• BoJ kept its yield curve control (YCC) policy and dovish forward guidance unchanged at the policy meeting ending this morning.

  • Afterwards the Ministry of Finance instructed the BoJ to intervene to support JPY. USD/JPY traded five figures lower to 140.8 levels and then bounced up and down during the following hours.

  • Japan has the world’s second largest FX reserve. Thus, it has the ammunition to continue to defend JPY, but in the current economic environment, markets are likely to intensify its pressure on the YCC.

The Bank of Japan (BoJ) intervened in the FX market this morning on behalf of the Ministry of Finance (MoF). This came a few hours after the announcement that BoJ kept its QQE with yield curve control in place and thus remains the only major central bank sticking with negative rates, after SNB hiked today. In the meantime, USD/JPY continued to drift higher amid the confirmation that BoJ will continue to supply JPY to the market to defend its yield curve control. Despite highlighting that BoJ might perform stealth intervention, and not tell the market, earlier in the morning, Japan’s top currency diplomat, Masato Kanda, called a second press conference at 10.15 CET on which he confirmed the decision to step in to the market.

The intervention comes after a 2022 with significant headwinds for the yen. An increasing divergence between the BoJ and other major global central banks has resulted in a widening interest rate gap between Japan and the rest of the world. At the same time, the pressure on global commodities has made significant dents in Japan's current account surplus, which in July turned into a deficit for the first time in eight years and until today the yen was at its weakest level against the dollar since the last time BoJ intervened to support the yen in 1998.

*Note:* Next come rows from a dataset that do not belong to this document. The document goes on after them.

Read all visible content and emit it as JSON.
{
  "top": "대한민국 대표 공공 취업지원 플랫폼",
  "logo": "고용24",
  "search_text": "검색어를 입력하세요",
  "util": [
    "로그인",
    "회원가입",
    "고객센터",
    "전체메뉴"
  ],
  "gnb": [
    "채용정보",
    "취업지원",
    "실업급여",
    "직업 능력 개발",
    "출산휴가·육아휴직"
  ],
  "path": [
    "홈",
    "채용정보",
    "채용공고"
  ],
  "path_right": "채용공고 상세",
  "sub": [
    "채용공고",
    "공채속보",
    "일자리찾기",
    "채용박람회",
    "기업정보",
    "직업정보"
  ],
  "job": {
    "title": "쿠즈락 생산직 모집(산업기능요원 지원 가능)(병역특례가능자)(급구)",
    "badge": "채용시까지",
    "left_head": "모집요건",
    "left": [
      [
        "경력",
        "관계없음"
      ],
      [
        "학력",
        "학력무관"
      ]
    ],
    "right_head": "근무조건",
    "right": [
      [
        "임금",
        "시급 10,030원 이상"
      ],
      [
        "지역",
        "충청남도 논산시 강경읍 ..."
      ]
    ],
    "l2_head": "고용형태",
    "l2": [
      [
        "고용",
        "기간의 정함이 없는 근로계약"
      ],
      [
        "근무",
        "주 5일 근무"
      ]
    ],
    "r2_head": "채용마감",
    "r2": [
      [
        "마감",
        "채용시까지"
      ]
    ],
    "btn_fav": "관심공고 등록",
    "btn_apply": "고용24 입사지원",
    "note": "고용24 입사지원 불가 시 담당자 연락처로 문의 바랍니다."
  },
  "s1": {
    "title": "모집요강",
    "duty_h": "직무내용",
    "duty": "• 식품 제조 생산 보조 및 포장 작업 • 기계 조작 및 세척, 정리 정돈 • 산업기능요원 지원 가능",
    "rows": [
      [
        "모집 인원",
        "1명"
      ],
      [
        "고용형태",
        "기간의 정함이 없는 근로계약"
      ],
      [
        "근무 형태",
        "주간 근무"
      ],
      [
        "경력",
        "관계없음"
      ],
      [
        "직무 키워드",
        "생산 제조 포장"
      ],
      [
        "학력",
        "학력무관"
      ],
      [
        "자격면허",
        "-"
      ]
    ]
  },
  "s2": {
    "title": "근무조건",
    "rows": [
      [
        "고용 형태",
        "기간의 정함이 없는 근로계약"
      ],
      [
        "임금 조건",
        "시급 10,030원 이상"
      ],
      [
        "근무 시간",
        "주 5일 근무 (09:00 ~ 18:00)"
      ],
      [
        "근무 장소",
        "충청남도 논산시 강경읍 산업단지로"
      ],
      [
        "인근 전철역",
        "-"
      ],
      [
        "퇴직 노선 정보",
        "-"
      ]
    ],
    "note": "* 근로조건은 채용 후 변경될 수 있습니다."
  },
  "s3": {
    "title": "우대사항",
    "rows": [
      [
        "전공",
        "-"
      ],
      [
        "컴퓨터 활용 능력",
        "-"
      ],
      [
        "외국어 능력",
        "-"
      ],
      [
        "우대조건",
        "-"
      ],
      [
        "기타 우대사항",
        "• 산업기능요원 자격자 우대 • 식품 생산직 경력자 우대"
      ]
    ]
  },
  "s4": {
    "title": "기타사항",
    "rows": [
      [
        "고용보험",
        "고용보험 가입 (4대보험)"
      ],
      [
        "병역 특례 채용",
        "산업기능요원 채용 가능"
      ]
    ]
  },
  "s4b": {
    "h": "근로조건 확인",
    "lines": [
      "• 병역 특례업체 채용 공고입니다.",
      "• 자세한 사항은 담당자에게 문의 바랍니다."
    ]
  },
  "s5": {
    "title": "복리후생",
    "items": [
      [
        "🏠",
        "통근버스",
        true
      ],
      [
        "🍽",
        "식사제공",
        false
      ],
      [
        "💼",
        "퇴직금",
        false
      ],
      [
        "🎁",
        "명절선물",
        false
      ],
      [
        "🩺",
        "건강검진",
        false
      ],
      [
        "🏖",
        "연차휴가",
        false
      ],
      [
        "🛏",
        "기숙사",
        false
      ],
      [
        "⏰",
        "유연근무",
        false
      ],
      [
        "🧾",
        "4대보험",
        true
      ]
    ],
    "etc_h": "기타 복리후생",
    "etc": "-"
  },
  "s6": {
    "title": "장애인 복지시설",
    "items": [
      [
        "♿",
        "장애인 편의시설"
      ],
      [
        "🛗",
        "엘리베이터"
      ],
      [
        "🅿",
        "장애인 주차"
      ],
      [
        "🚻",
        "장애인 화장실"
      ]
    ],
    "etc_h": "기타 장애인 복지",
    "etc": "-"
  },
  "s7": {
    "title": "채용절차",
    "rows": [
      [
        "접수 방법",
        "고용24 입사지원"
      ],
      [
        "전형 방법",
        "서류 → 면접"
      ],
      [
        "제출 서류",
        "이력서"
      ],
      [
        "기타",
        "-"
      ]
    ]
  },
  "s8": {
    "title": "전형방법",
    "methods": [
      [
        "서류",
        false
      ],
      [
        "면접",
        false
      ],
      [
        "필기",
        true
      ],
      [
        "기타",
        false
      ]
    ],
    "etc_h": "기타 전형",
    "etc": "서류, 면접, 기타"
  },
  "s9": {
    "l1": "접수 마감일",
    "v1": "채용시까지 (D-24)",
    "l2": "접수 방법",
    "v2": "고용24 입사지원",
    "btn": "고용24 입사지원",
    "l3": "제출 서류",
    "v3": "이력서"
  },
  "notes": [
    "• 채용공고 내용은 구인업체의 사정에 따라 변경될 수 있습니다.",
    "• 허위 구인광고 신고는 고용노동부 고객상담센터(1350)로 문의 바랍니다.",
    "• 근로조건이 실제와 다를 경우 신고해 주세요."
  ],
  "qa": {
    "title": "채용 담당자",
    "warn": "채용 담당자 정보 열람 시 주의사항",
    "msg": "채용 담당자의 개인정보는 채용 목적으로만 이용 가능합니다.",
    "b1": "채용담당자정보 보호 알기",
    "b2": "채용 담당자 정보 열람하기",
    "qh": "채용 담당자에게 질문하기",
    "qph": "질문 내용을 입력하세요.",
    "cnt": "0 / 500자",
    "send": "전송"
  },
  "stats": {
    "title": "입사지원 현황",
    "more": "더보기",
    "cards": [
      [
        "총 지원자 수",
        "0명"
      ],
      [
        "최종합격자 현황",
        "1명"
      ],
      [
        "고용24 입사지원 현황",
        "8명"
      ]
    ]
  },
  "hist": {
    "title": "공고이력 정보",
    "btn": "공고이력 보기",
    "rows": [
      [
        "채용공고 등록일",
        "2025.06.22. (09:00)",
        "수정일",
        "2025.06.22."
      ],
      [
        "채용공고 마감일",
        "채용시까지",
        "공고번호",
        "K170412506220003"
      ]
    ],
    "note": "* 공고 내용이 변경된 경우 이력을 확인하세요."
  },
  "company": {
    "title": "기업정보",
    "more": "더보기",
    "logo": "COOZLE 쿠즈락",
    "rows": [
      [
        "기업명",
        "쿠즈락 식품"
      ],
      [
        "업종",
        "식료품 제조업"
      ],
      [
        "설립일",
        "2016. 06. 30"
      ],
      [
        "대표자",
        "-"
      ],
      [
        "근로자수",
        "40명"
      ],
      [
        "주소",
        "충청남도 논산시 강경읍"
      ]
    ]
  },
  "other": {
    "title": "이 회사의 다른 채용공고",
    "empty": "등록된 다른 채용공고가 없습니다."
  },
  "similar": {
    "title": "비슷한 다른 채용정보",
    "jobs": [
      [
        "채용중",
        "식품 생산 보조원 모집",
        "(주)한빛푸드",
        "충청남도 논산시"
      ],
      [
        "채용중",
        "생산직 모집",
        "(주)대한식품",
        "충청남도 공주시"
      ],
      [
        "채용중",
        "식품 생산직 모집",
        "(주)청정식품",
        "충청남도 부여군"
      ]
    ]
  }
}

The decision to stem the massive weakening of the yen triggered a USD/JPY decline by five figures to 140.8 levels and then bounced up and down during the following hours. Japan has the world's second largest foreign exchange reserve, so there is some weight behind an intervention like this. But the fact remains that the BoJ pursues a monetary policy that sends more yen into the market. It is hardly a sustainable situation for the BoJ to pursue its inflation target while simultaneously propping up the yen. Today's decision has increased the likelihood that the BoJ will end up giving in to the global pressure for higher yields and abandon the YCC, or allow for a steeper yield curve. It is not least this higher probability that is being priced in the market and which has driven the yen stronger. If the BoJ does not adjust its monetary policy, then it may be difficult to prevent the yen from weakening again, and then we could quickly be back in a situation with a record weak yen again.